11 The matter is in the discretion of the court and there are a large number of authorities to guide the court as to how it exercises its discretion, but they are only guidelines, each case must be considered on its separate facts.
12 One of the matters which guide the court in the exercise of its discretion is that it should not stultify litigation by shutting out valid claims merely on the ground of the poverty of the plaintiff and a fortiori where there appears to be some dishonesty, breach of trust or other public interest involved in the case.
13 As I said in Morris v Hanley [2000] NSWSC 957 and repeated when a member of the Court of Appeal in Melville v Craig Nowlan and Associates Pty Ltd (2002) 54 NSWLR 82, the rule about poverty, although often cited in the form "the general rule is that poverty is no bar for the litigant" (see Bowen LJ in Cowell v Taylor (1885) 31 Ch D 34 at 38) is really a little more restrictive. When one looks through the history of it, and the cases on it, one must always take into account, together with the alleged poverty of the plaintiff, the assessment (such as one can make at an early stage of the proceedings) of the strength of the plaintiff's case.
14 It appears on the material before me that the plaintiff is quite justified in complaining about Mr Camm's conduct. That has already been confirmed by the Queensland Supreme Court and the document to which Mr Maitland has gained access from the trustee in bankruptcy of Mr Camm. The plaintiff says, however, that Mr Pooley, the second defendant, and his company, were privy to Mr Camm's frauds. This is certainly not quite so clear and indeed in order to show that, Mr Powell, the plaintiff, may have to recant some of the sworn evidence he already gave in the Supreme Court of Queensland.
15 Thus, in my view, there are significant difficulties in the way of the plaintiff succeeding in the present litigation but just how great those difficulties are cannot be assessed at this stage. It is not, however, as simple as Mr Aizen of counsel, says for the plaintiff, that the plaintiff has a strong case against these current defendants.
16 Accordingly, it seems to me that looking at the relevant factors, the learned Registrar was right in the decision she reached. The order for $30,000 will have no relation at all to the total costs of the suit which will probably run into hundreds of thousands of dollars, if it runs its full course, but the evidence from Baker and McKenzie, which I prefer to the evidence of the American lawyer, is that $39,000 may well be the costs of registering any order for costs in California. Accordingly, I dismiss the appeal with costs.
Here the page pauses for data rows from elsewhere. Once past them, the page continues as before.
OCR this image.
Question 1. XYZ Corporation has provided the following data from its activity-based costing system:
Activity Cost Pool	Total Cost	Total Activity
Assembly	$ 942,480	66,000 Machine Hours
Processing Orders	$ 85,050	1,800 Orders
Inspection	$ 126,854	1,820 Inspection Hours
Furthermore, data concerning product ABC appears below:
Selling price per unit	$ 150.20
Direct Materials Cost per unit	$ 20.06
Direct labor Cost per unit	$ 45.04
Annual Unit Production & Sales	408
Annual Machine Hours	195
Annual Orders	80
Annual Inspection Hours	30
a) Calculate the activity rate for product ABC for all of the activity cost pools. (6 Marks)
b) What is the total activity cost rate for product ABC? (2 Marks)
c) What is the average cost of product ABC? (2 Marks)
17 The order of the Registrar is varied so that the proceedings are stayed until the security is provided. The security may be provided by cash deposit, or by a bond of a recognised Australian financial institution, and if it is not provided by 31 March 2006 then the proceedings are dismissed with costs. If the security is provided, then the matter and/or associated motions can be listed before the Registrar on 4 May 2006.